Construction is a risky business. Construction work exposes workers to a wide
range of health problems: from asbestosis to back pain; hand-arm vibration
syndrome to cement burns. This checklist gives basic advice on health and
safety in construction, but cannot provide detailed guidance. It is not
all-inclusive and is not intended to substitute for a comprehensive workplace
health and safety program.


  • Are dangerous substances on site being properly stored and used?
  • Are suitable protective measures being used to prevent or reduce exposure
    to dust (for example, wood, cement, silica)?
  • Is there asbestos on site?
  • Is everyone on site wearing proper head protection and footwear?
  • Are there any ways that a risk can be controlled without using personal
    protective equipment?
  • Are workers using the right PPE for the job?
  • Is the site fenced so that the public cannot get in?
  • Are measures in place to protect members of the public (such as people
    passing by the site)?
  • Can everyone get to their place of work safely and work there safely?

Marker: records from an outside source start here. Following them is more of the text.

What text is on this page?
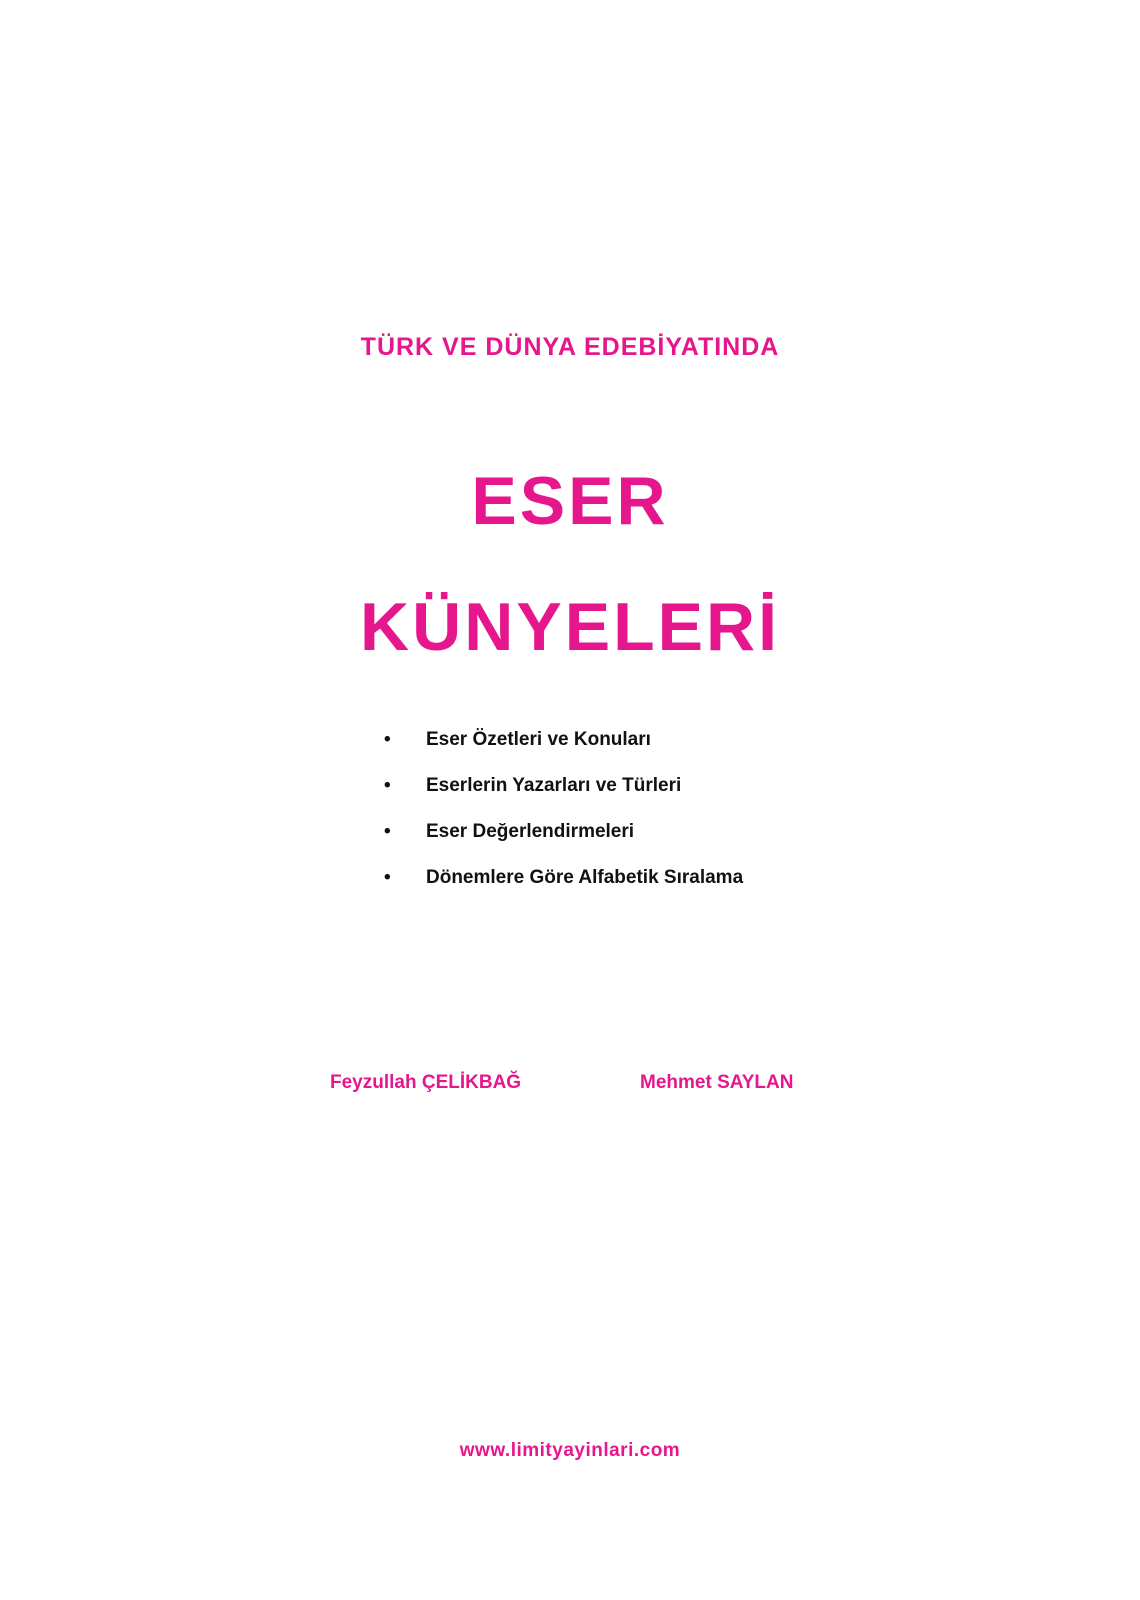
TÜRK VE DÜNYA EDEBİYATINDA
ESER
KÜNYELERİ
• Eser Özetleri ve Konuları
• Eserlerin Yazarları ve Türleri
• Eser Değerlendirmeleri
• Dönemlere Göre Alfabetik Sıralama
Feyzullah ÇELİKBAĞ	Mehmet SAYLAN
www.limityayinlari.com
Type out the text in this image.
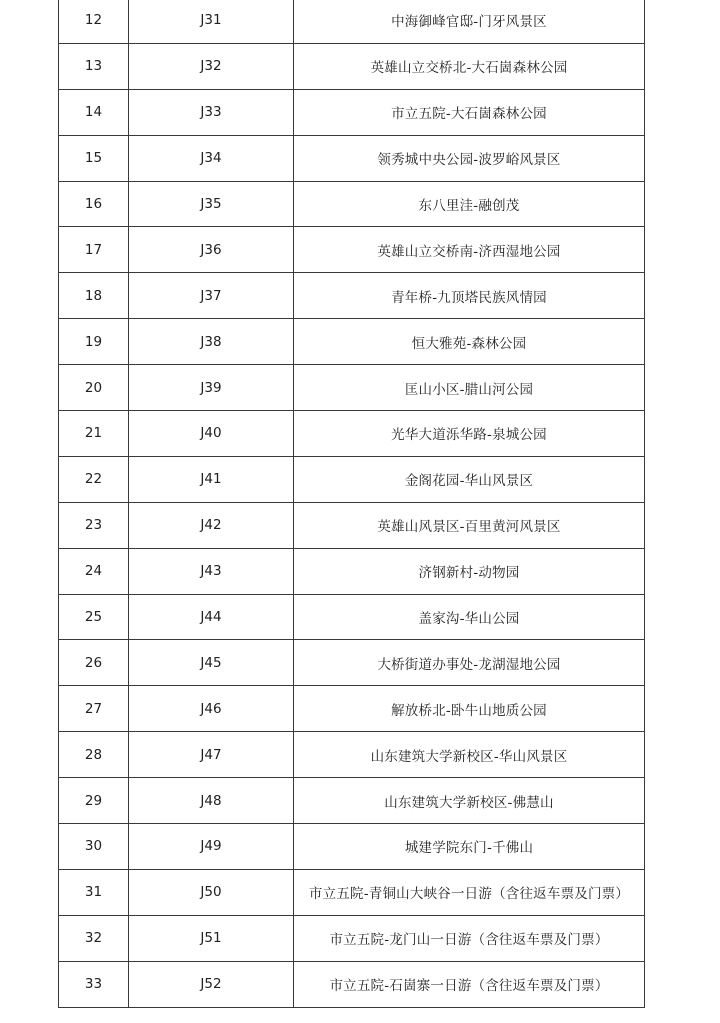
12	J31	中海御峰官邸-门牙风景区
13	J32	英雄山立交桥北-大石崮森林公园
14	J33	市立五院-大石崮森林公园
15	J34	领秀城中央公园-波罗峪风景区
16	J35	东八里洼-融创茂
17	J36	英雄山立交桥南-济西湿地公园
18	J37	青年桥-九顶塔民族风情园
19	J38	恒大雅苑-森林公园
20	J39	匡山小区-腊山河公园
21	J40	光华大道泺华路-泉城公园
22	J41	金阁花园-华山风景区
23	J42	英雄山风景区-百里黄河风景区
24	J43	济钢新村-动物园
25	J44	盖家沟-华山公园
26	J45	大桥街道办事处-龙湖湿地公园
27	J46	解放桥北-卧牛山地质公园
28	J47	山东建筑大学新校区-华山风景区
29	J48	山东建筑大学新校区-佛慧山
30	J49	城建学院东门-千佛山
31	J50	市立五院-青铜山大峡谷一日游（含往返车票及门票）
32	J51	市立五院-龙门山一日游（含往返车票及门票）
33	J52	市立五院-石崮寨一日游（含往返车票及门票）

For
    example, is there safe access on scaffolding?
  • Are the appropriate signs in place (for example, traffic routes, authorized
    personnel)?
  • Is the site tidy, well lit and well laid out?
  • Are adequate fire precautions in place (for example, fire extinguishers,
    escape routes)?
  • Are there first-aid facilities?
  • Are existing power lines (buried or overhead) identified and systems of
    work in place for dealing with them?
  • Are precautions in place to ensure that electrical systems are maintained
    in a safe condition?
  • Are vehicles and people kept apart?
  • Are the vehicle and plant operators suitably trained and, where necessary,
    licensed?
  • Are traffic routes maintained in a safe condition?
  • Is there adequate clearance around pivoting vehicles?
  • Do the machines' safety devices (such as sound signals, guards) work?
  • Have lifts and hoists been properly installed and checked by competent
    persons?
  • Is all the work equipment and machinery maintained in a safe condition?
  • Are scaffolds erected, altered and dismantled by competent people?
  • Do you make checks of the conditions of the scaffolding periodically and
    after adverse weather conditions (such as high winds)?
  • Are measures in place to stop workers and objects from falling?
  • Has the need for manual handling been eliminated where possible (for
    example, by the use of mechanical equipment)?
  • Is material supplied in manageable sizes and weights, where possible, to
    reduce the risk of back injury?
  • Have workers been instructed and trained in how to lift safely?
  • Has an assessment been made to reduce the risk of work-related upper limb
    disorders (for instance, in concrete casting, reinforcing, welding or
    painting)?
  • Are all measures to reduce exposure to noise and vibration in place?
  • Are there arrangements for health surveillance where necessary?
  • Is there fall protection everywhere that requires it?
  • Are fragile roofs and parts of roofs (such as skylights) clearly
    identified?
  • Are holes protected with clearly marked and fixed covers to prevent falls?
  • Are there safer ways to do a job other than off a ladder (for example, by
    using mobile access equipment)?
  • Are any excavations adequately supported or otherwise constructed to
    minimize the risk of collapse?
  • Is there protection to stop vehicles and people from falling in
    excavations?
  • Does a competent person regularly inspect the excavation?